The novel is set in a rural community in England. The national anxiety of waiting for bombs to drop or news of loved ones has been replaced with the death of hierarchies and the worries that massive social change brings. Those changes are especially strong in the Great Houses across England. In the book, Hundreds Hall is the former grand estate of it's neighborhood. It is now a shabby, barely hanging on wreck of a place. The great family is still living there: Mrs Ayres clinging to the past like grim death, her war damaged son, Roderick and her war missing daughter, Caroline. They have economized to the point of austerity. Half of the house is shut down, land has been sold off, they are attempting to keep the farm viable and have let all but 2 of the servants go but with the Labor Party ruling the day and the family's inability to adapt Hundreds Hall seems to be doomed to extinction.

Into this very contained world comes our narrator. The classic Victorian ghost story bachelor, Dr. Faraday. Set in his ways, slightly woman hating and socially unremarkable. Dr. Faraday isn't the sort who ever would have made it into the Ayres's circle in their glory days. He is the middle class on the doorstep of his betters. His Mother had been a maid at Hundreds Hall in her youth and his father a shopkeeper. Both of his parents sacrificed to raise him above his station. Faraday carries with him enough inbred British class system romanticization that his acceptance by the Ayres family into their world is the ultimate success for him. He is flattered, ready to worship and agonizes over each setback the family endures. This and his unshakable belief in science makes the veracity of his narration suspect and adds to the drama of the story.

Ghosts abound in "The Little Stranger". Each reader will decide whether or not there is an actual haunting at Hundreds Hall and as I have an aversion to giving away plot and will not go the spoiler alert route here is where my descriptions of the action and the characters ends. As for the other ghosts?
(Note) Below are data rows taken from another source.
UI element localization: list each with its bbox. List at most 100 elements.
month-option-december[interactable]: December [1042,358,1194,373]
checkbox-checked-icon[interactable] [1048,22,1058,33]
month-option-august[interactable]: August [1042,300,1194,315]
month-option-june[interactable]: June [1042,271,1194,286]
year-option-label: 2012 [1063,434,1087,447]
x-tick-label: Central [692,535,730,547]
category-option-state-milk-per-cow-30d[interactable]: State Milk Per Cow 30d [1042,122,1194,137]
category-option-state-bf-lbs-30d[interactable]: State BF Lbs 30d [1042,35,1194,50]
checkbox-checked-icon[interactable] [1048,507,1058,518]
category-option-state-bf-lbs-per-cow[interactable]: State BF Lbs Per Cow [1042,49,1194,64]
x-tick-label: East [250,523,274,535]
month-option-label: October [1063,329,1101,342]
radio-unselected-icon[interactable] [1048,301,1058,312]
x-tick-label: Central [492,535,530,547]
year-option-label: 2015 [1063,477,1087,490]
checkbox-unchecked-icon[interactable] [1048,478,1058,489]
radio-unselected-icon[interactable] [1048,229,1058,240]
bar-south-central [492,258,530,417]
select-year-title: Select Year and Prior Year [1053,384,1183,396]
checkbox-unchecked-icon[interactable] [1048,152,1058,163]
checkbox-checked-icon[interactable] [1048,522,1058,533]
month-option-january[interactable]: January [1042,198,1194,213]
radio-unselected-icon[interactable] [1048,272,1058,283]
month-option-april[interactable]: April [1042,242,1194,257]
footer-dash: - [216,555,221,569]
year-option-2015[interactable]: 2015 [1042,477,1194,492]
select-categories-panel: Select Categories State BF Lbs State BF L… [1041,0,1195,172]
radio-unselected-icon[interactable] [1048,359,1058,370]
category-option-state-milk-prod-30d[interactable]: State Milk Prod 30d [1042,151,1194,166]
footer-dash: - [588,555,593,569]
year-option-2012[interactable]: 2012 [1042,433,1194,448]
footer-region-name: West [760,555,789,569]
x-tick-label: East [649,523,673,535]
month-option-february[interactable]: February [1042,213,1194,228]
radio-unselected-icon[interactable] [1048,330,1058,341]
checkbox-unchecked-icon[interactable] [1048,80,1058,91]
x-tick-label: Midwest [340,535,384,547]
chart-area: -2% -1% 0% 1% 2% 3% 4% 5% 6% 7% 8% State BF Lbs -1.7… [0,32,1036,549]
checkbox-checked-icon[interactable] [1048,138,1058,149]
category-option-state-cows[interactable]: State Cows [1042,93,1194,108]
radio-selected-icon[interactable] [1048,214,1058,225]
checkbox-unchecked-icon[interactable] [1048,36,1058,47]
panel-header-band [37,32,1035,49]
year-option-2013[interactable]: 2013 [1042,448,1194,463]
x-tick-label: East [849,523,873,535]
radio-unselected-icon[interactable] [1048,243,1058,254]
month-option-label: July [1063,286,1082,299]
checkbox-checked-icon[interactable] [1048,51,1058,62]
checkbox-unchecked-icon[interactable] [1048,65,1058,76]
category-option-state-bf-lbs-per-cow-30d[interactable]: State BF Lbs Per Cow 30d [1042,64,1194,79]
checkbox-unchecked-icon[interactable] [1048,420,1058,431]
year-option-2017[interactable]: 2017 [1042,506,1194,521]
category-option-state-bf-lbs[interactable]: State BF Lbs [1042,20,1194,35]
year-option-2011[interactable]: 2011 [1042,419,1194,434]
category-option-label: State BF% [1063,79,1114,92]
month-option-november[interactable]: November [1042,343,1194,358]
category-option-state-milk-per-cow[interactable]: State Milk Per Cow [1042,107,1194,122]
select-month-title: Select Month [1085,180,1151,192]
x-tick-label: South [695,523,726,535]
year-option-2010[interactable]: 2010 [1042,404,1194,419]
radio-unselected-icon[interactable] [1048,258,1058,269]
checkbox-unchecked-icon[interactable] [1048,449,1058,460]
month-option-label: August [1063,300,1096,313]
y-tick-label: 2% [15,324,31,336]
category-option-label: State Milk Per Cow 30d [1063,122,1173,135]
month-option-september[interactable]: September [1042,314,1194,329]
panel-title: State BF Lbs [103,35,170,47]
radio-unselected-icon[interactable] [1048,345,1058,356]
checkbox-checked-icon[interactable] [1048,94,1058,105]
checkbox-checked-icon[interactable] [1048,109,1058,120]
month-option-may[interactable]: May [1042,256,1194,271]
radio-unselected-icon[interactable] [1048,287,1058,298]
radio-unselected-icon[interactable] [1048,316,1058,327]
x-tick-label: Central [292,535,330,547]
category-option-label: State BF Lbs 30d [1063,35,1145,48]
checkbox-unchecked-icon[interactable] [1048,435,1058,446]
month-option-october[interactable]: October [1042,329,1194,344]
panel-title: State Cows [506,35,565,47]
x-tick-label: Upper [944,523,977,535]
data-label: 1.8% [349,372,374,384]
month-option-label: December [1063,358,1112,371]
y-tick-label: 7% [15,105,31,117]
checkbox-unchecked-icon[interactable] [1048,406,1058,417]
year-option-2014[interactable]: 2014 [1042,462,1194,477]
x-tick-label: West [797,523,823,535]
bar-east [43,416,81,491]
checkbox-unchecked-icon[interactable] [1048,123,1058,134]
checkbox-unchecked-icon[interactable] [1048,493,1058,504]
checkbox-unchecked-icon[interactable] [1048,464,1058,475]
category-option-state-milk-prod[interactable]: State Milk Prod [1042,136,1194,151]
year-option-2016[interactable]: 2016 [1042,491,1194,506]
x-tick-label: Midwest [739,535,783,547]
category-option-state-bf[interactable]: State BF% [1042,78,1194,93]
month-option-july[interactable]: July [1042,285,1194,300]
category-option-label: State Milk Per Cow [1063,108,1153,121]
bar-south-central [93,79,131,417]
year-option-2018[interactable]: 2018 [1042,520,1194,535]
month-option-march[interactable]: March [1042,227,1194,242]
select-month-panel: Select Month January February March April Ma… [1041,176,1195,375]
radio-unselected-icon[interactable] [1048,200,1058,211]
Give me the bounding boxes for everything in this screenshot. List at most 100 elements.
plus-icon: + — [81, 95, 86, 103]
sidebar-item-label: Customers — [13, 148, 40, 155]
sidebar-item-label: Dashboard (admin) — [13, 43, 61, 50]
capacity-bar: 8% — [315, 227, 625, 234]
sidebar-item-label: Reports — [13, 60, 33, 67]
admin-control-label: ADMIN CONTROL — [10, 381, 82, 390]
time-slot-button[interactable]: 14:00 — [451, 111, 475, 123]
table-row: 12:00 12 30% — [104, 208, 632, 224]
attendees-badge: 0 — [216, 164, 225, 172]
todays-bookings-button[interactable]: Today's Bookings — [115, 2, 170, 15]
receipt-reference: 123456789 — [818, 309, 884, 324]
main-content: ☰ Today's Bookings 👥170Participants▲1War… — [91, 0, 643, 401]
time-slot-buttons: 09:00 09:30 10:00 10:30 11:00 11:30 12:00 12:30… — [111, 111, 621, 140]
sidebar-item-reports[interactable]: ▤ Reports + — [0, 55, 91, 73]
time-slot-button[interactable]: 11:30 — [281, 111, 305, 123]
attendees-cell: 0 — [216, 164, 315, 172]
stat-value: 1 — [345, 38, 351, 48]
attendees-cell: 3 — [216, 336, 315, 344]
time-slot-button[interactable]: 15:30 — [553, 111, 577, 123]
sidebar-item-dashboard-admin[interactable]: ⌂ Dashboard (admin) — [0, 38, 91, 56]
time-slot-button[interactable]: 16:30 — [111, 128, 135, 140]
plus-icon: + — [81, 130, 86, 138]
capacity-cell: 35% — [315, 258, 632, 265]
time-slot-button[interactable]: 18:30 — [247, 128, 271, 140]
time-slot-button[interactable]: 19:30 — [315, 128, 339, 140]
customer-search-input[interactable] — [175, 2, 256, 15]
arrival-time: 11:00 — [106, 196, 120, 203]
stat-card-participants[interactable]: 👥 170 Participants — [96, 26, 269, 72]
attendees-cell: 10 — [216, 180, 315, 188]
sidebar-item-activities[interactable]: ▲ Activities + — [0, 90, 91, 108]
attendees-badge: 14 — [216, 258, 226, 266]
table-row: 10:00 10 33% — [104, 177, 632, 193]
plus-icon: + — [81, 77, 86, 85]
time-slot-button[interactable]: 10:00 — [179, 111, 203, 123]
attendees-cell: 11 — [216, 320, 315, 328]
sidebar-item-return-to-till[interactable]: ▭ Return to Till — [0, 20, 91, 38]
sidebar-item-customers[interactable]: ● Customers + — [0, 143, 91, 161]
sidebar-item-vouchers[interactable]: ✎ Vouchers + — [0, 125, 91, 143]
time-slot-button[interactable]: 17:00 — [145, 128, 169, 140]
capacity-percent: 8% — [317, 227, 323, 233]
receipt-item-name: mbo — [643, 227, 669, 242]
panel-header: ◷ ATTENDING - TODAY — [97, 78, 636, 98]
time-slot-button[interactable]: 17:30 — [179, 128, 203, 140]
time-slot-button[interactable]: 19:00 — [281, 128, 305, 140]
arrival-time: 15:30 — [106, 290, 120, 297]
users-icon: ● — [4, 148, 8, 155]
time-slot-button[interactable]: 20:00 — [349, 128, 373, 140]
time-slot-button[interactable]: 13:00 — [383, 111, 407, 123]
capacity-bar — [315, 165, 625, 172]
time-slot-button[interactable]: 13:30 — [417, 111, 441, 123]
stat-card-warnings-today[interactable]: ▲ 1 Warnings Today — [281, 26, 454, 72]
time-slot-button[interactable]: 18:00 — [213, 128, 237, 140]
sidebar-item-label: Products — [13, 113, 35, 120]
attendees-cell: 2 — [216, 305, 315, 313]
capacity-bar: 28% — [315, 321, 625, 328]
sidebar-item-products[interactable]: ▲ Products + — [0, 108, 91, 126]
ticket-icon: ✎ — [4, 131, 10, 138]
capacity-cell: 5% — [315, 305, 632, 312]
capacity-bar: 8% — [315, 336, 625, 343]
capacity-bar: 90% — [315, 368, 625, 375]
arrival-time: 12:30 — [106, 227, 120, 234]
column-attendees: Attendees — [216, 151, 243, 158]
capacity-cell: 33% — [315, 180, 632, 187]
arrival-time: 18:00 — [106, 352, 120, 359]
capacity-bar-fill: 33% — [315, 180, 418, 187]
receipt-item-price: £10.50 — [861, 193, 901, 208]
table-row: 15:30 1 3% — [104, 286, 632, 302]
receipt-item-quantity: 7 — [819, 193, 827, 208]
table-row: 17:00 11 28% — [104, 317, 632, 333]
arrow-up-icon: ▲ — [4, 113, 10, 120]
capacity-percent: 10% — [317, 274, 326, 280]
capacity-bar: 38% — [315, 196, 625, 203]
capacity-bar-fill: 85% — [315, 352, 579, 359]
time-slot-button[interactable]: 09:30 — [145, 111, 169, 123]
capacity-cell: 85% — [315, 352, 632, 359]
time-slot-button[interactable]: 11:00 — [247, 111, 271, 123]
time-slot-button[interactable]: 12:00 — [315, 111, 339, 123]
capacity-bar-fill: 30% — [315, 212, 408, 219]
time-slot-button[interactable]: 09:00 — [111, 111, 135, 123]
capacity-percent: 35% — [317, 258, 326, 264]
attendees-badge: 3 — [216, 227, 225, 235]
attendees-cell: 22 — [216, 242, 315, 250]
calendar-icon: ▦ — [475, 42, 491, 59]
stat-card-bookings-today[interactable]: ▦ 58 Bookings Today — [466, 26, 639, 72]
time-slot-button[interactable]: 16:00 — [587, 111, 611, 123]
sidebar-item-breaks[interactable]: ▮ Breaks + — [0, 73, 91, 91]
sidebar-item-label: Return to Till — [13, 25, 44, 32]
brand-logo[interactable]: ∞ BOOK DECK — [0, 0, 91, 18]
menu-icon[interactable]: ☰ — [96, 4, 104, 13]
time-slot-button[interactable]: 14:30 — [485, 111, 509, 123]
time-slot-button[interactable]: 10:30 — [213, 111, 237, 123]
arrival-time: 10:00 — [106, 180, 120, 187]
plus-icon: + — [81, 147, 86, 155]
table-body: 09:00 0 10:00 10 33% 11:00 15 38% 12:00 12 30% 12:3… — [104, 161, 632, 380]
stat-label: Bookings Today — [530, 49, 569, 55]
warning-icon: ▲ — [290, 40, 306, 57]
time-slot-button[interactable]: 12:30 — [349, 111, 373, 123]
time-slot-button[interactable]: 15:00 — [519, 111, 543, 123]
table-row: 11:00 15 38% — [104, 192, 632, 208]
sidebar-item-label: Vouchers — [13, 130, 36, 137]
The Ayers family is haunted by their past riches, snobbery, lost ambitions and the illusions they had about themselves. Dr Faraday is haunted by his own failures and the spector of the incoming National Health Service which could cost him his hard won rise in social standing.

Sarah Waters is always a great storyteller and always challenging herself. She has mastered the intricately plotted Victorian novel, the Merlin-esque ending to the beginning construction of "The Night Watch" and here the ghost story. Ghost stories follow a form. An innocent taken over by malevolence with an operatic finale. "The Little Stranger" does not marry itself completely to that template. Sarah Waters has not written a make you jump tale of terror. She has written a restrained, controlled, creepily suggestive novel about all kinds of hauntings. In fact the grand finale of the novel we are not even witness to. It takes place off stage with no witnesses and is all the more unsettling for that.

There are also touches of other classic things here like "Great Expectations" and "Rebecca" but don't think that this is not a unique work for all of the trappings. This is a sublime novel by a gifted writer that I discovered, sort of...

Happy

P.S. I prefer the Brit cover. The Yank cover I feel as though I've seen too often and it reads too English county house murder to me. The Brit cover successfully captures the 40's period and creates an intimacy that US cover lacks.